Asbest oranı yüksek gemilerin söküm için limana gelmeleriyle başlayan çevrecilerin eylemlerinin konu olduğu yer Aliağa.
Dünyada gemi sökümü işlerin merkezi olarak Türkiye’de bilinen yer Aliağa.
Bugünlerde burada normalde olması gerekenden daha fazla çevresel risk olduğuna dair ciddi ihbarlar, fotoğraflar ve bilgiler geliyor.
Aliağa’da ruhsatlı olarak, vergisini ödeyen, kurallara uygun olarak, çevre faktörüne dikkat ederek gemi sökümü işlerini yapan 45 adet firmayı ayrı tutuyorum.
Aliağa’ya, İzmir’e, Türkiye’ye ticari anlamda katkı koydukları işleri bu.
Ama bir de ruhsatlı işletmelerin şikâyetçi olduğu bir durum var.

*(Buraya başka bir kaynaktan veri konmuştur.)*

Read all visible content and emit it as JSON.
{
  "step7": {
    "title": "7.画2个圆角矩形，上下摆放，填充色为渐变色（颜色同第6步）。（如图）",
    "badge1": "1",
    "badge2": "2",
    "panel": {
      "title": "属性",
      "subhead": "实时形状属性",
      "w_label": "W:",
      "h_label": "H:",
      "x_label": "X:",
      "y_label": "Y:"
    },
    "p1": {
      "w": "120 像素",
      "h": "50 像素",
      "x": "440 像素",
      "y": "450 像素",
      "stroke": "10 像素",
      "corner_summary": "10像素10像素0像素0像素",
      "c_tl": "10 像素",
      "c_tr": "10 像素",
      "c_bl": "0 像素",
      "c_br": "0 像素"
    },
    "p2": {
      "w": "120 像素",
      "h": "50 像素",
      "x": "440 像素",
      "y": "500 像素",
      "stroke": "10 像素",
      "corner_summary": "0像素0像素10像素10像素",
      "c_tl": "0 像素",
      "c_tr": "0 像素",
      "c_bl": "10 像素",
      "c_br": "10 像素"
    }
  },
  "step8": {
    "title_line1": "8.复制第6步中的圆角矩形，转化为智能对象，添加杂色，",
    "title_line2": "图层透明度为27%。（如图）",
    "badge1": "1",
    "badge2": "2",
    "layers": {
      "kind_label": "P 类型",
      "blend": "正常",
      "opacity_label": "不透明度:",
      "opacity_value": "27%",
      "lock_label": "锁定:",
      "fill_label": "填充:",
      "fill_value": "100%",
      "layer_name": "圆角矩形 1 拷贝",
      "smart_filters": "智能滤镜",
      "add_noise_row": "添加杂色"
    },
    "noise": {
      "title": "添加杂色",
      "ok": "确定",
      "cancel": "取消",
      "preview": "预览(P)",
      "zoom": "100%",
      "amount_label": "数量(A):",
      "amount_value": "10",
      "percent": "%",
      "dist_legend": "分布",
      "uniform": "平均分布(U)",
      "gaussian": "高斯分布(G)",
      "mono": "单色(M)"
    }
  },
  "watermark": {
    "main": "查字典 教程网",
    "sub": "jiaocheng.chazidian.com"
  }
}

Ruhsatsız, kaçak, kural tanımayan, kira dahi ödemeyen, çevreyi katleden gemi söküm işletmeleri var. Tam 22 adet.
İşin içinde para olunca, parayı daha çok nasıl kazanırız olunca insanlar maalesef önlerine konan bütün yasaları yok sayıyor, dünyayı yok sayıyor, yaşam hakkını yok sayıyor.
Bölgede 45 adet ruhsatlı çevre sağlığına uygun gemi söküm işlemi yapan tesis varken, 22 de ruhsatsız, kira dahi vermeden çalışan kaçak tesis var. Ruhsatlı tesisler yere beton dökerek çalışırken, ruhsatsız tesisler toprağın üzerinde gemi söküm işlemi yaparak çevre katliamına neden oluyor. Vergileri yok, kaça iş yapıyorlar.

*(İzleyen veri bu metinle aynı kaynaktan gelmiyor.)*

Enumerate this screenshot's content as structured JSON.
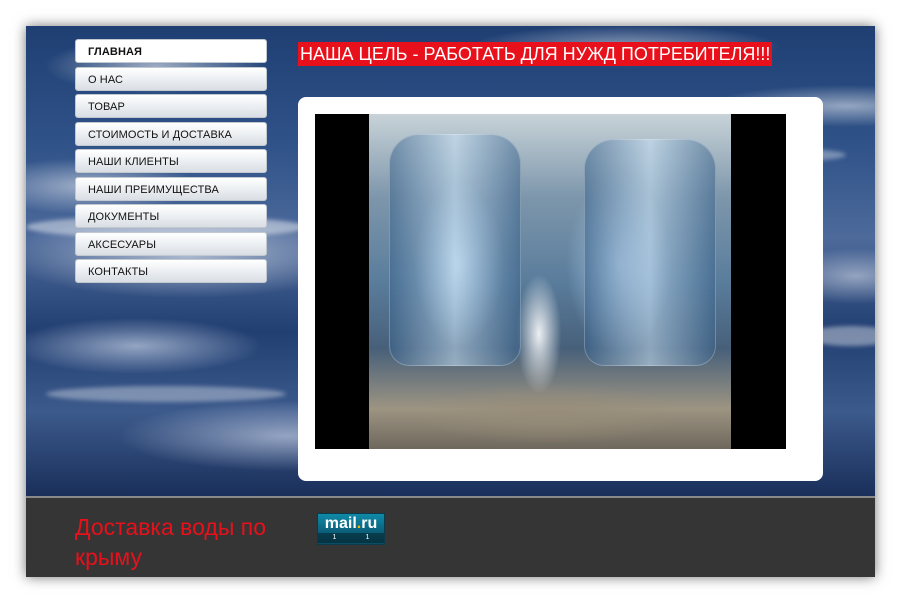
{
  "nav": {
    "items": [
      {
        "label": "ГЛАВНАЯ",
        "active": true
      },
      {
        "label": "О НАС",
        "active": false
      },
      {
        "label": "ТОВАР",
        "active": false
      },
      {
        "label": "СТОИМОСТЬ И ДОСТАВКА",
        "active": false
      },
      {
        "label": "НАШИ КЛИЕНТЫ",
        "active": false
      },
      {
        "label": "НАШИ ПРЕИМУЩЕСТВА",
        "active": false
      },
      {
        "label": "ДОКУМЕНТЫ",
        "active": false
      },
      {
        "label": "АКСЕСУАРЫ",
        "active": false
      },
      {
        "label": "КОНТАКТЫ",
        "active": false
      }
    ]
  },
  "header": {
    "slogan": "НАША ЦЕЛЬ - РАБОТАТЬ ДЛЯ НУЖД  ПОТРЕБИТЕЛЯ!!!"
  },
  "footer": {
    "text": "Доставка воды по крыму",
    "counter": {
      "logo_main": "mail",
      "logo_dot": ".",
      "logo_tld": "ru",
      "value_left": "1",
      "value_right": "1"
    }
  },
  "colors": {
    "accent_red": "#e8101a",
    "footer_bg": "#353535",
    "water_blue": "#2f5288"
  }
}
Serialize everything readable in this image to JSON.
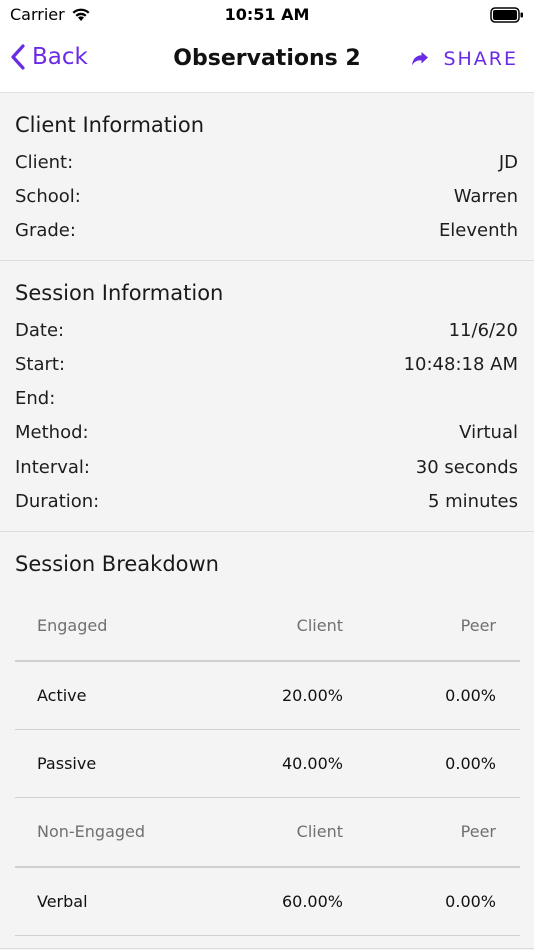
{
  "status_bar": {
    "carrier": "Carrier",
    "time": "10:51 AM"
  },
  "nav": {
    "back_label": "Back",
    "title": "Observations 2",
    "share_label": "SHARE"
  },
  "colors": {
    "accent": "#6a2be6"
  },
  "client_info": {
    "title": "Client Information",
    "rows": [
      {
        "label": "Client:",
        "value": "JD"
      },
      {
        "label": "School:",
        "value": "Warren"
      },
      {
        "label": "Grade:",
        "value": "Eleventh"
      }
    ]
  },
  "session_info": {
    "title": "Session Information",
    "rows": [
      {
        "label": "Date:",
        "value": "11/6/20"
      },
      {
        "label": "Start:",
        "value": "10:48:18 AM"
      },
      {
        "label": "End:",
        "value": ""
      },
      {
        "label": "Method:",
        "value": "Virtual"
      },
      {
        "label": "Interval:",
        "value": "30 seconds"
      },
      {
        "label": "Duration:",
        "value": "5 minutes"
      }
    ]
  },
  "breakdown": {
    "title": "Session Breakdown",
    "rows": [
      {
        "type": "header",
        "label": "Engaged",
        "client": "Client",
        "peer": "Peer"
      },
      {
        "type": "data",
        "label": "Active",
        "client": "20.00%",
        "peer": "0.00%"
      },
      {
        "type": "data",
        "label": "Passive",
        "client": "40.00%",
        "peer": "0.00%"
      },
      {
        "type": "header",
        "label": "Non-Engaged",
        "client": "Client",
        "peer": "Peer"
      },
      {
        "type": "data",
        "label": "Verbal",
        "client": "60.00%",
        "peer": "0.00%"
      }
    ]
  }
}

Yetkili kurumlara yapılan şikayetlere rağmen, bu adamları burada kim tutuyor, nasıl tutuyor? Bu adaletsizlik neden çözülmüyor?
İnsan sağlığını başlı başına tehlikeye atan kaçak gemi söküm işletmelerinin bulundukları yerlerde çevreye saçtıkları zehirler ise, sadece insanları değil Aliağa’da yaşamaya çalışan bütün canlıların yaşam haklarını tehlikeye atıyor.

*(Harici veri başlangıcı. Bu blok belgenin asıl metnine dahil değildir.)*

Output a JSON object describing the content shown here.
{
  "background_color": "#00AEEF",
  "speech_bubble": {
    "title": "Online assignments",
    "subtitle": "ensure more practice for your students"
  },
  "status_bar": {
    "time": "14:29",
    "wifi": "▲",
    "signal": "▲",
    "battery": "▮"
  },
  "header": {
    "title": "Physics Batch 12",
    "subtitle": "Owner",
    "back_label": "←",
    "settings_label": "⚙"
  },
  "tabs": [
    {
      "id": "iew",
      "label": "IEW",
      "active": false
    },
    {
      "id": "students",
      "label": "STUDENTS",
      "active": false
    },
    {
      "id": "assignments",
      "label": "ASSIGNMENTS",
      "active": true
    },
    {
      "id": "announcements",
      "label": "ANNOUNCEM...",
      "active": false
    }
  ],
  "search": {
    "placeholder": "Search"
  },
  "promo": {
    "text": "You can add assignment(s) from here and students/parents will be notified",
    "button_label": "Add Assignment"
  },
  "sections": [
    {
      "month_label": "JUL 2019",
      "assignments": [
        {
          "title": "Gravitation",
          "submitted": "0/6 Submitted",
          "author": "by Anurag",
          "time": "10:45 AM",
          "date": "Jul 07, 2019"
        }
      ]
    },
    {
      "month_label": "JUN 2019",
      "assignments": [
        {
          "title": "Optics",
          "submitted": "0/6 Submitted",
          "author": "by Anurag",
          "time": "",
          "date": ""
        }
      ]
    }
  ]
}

Birilerinin bu duruma çözüm bulması gerekiyor!
Birilerinin, ruhsatsız, kaçak çalışan ve zehir saçan bu işletmelerin kapılarına kadar gitmesi gerekiyor.
Birilerinin, kapısı belli, bacası belli olmayan, adı toprak üstünde işletme, sanı kâğıtlarda bile olmayan bu kanun dışı işletmeye ve işlemlere dur demesi gerekiyor.
Bunu Çevre, İklim ve Şehircilik Müdürlüğü ekipleri mi yapar bilemem?
Bunu Aliağa Belediyesi’nin başkanı ve ona bağlı işlerini denetleme ve ruhsat işlemlerini yapan birimleri mi yapar bilemem?
Net bildiğimiz, insanlık adına, Aliağa adına, İzmir adına, Türkiye adına, dünyada yaşayan bütün canlıların en doğal hakkı olan yaşama hakkına sahip çıkma adına birilerinin yapması gerekiyor.
Kapıları çalmaları, gemi söküm alanına girmeleri, ruhsatsız halini görmeleri, zehir saçan durumlarını tespit etmeleri ve yasalar gereği ne yapılması gerekiyorsa onu yapmaları gerekiyor.
Yoksa her ölen canlının, yaşam hakkı riske atılan her canlının bedelini öderiz.
Bütün canlılar adına yer bildiriminde bulunduk.
Durum bildiriminde bulunduk.
Yasa bildiriminde bulunduk.
Kimin ne yapabileceğini de yazdık.
Kamuoyu adına ne yapıldığını da, ne yapılmadığını da takip edeceğimize emin olun!